Chute d'amour
La valise remplie de rêves et de larmes,
D’effets personnels pris au hasard de ses mains,
De souvenirs heureux pour les jours de chagrin,
Elle fuit le silence qui meurtrit et désarme.
Perdu dans sa colère, le coeur en amertume,
Il ne prend pas mesure de l’amour à genoux,
Accuse le Bon Dieu et ses saints d’être fous
D’interdire au soleil de percer dans la brume.
La porte se referme doucement sur l’absence,
Sur l’absence de bruit, sur le mortel ennui
De l’horloge immobile qui gémit dans la nuit,
Sur sa mélancolie de vie en transparence.
Les joues brûlées de pleurs, le visage sans fard,
Le regard abîmé par le noir obsédant
Des obscures veillées à décompter le temps,
Elle part au pays où l’amour est un art.
Assis dans son fauteuil, il regarde la porte ;
Il écoute les pas qui s’éloignent de lui
Et dit : « Je l’aime tant ! Pourtant elle s’enfuit ! »
Mais va-t-il rester sourd à la voix qui l’exhorte,
A cette voix de l’âme blessée de solitude,
Etouffée par l’orgueil d’un coeur égratigné,
Qui l’incite à courir retrouver son aimée,
A gommer de ses yeux la grande lassitude.
« Si j’étais oiseau, je volerais vers elle »
Mais oiseau n’était point et voler ne pouvait !
Le temps était compté, se hâter il devait !
L’amour, la passion lui donnèrent des ailes !

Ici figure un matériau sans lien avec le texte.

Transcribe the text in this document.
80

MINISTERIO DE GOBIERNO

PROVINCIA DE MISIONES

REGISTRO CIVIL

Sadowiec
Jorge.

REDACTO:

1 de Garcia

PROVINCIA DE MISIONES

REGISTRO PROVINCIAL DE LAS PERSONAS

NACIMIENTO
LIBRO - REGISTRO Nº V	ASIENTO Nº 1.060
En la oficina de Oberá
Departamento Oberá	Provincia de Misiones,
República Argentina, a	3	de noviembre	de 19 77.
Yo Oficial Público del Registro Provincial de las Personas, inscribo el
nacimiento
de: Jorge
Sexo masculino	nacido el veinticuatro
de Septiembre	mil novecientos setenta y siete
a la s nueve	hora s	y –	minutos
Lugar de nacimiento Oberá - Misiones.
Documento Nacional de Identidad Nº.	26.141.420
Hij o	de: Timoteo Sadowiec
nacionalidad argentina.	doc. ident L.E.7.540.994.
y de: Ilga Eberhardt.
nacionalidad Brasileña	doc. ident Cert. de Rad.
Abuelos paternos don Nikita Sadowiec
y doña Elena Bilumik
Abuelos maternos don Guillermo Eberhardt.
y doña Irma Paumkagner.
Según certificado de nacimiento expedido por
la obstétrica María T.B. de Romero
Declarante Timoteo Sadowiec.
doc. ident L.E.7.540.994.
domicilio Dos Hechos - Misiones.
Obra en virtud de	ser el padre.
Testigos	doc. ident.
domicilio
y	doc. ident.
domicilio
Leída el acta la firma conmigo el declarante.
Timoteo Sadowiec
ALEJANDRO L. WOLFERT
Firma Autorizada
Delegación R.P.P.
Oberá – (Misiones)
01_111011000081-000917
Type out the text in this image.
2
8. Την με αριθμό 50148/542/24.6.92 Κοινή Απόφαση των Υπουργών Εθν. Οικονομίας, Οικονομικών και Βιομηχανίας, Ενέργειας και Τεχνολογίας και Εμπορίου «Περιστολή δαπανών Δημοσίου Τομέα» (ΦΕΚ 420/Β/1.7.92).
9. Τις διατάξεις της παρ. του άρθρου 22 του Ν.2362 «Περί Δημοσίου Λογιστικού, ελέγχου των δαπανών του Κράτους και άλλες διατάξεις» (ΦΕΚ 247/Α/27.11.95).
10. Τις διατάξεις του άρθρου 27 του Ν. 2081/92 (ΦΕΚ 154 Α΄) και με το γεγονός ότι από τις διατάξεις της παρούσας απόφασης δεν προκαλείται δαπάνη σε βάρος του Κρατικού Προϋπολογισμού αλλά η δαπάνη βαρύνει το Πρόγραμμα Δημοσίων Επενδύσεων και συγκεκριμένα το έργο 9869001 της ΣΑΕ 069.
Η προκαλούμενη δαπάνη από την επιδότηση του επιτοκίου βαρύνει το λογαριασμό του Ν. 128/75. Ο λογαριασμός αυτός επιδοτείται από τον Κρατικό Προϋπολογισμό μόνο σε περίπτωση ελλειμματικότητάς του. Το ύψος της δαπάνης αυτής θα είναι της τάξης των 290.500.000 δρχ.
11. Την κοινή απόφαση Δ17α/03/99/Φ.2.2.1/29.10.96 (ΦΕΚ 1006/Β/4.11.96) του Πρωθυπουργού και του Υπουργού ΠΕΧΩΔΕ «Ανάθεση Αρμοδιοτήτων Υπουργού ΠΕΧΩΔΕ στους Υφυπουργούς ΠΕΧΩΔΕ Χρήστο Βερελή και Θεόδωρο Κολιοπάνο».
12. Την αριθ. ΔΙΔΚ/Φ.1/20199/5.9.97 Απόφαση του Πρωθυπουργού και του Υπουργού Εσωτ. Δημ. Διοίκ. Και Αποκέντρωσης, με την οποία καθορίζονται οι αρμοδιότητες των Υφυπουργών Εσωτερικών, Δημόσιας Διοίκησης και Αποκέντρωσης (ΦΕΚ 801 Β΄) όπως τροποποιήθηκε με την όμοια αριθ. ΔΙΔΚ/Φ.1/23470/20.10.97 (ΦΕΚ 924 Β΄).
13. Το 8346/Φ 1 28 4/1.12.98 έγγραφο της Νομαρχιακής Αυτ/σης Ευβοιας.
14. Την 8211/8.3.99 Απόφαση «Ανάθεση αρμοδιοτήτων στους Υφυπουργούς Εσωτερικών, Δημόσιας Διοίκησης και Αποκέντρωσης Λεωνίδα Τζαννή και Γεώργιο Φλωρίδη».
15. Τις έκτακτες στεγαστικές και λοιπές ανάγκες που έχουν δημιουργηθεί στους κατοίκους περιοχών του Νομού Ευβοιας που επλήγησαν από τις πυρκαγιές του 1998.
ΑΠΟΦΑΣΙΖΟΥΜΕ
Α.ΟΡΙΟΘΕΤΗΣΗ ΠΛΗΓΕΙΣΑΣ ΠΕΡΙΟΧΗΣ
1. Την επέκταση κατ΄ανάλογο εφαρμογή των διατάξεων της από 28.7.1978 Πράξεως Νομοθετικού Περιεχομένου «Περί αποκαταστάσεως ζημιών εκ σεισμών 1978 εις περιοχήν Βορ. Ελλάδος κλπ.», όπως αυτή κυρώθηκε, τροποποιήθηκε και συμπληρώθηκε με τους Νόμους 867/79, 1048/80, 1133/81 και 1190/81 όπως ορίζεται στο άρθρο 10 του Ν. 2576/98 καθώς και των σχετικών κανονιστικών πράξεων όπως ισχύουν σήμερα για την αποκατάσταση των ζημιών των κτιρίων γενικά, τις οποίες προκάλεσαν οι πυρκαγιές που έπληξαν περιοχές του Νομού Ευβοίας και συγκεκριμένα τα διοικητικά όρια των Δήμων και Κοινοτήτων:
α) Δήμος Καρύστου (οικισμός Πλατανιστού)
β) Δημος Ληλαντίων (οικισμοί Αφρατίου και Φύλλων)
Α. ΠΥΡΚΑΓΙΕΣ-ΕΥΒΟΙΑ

Quelques mètres encor de ce long corridor…
Elle tient le mur pour ne pas s’écrouler :
Il est repère ultime de ses heures fanées,
La dernière empreinte de la vie et la mort.
Un effroyable fracas la sort de sa torpeur…
Elle arrête ses pas et, l’oreille tendue,
Le coeur au ralenti, ouït le son incongru
Venu troubler sa peine en ce jour de malheur.
Son époux empressé, une fois n’est pas coutume,
Avait raté la marche et chuté lourdement :
L’escalier, les amants, s’en souviendront longtemps…
Aujourd’hui leur bonheur est léger comme plume.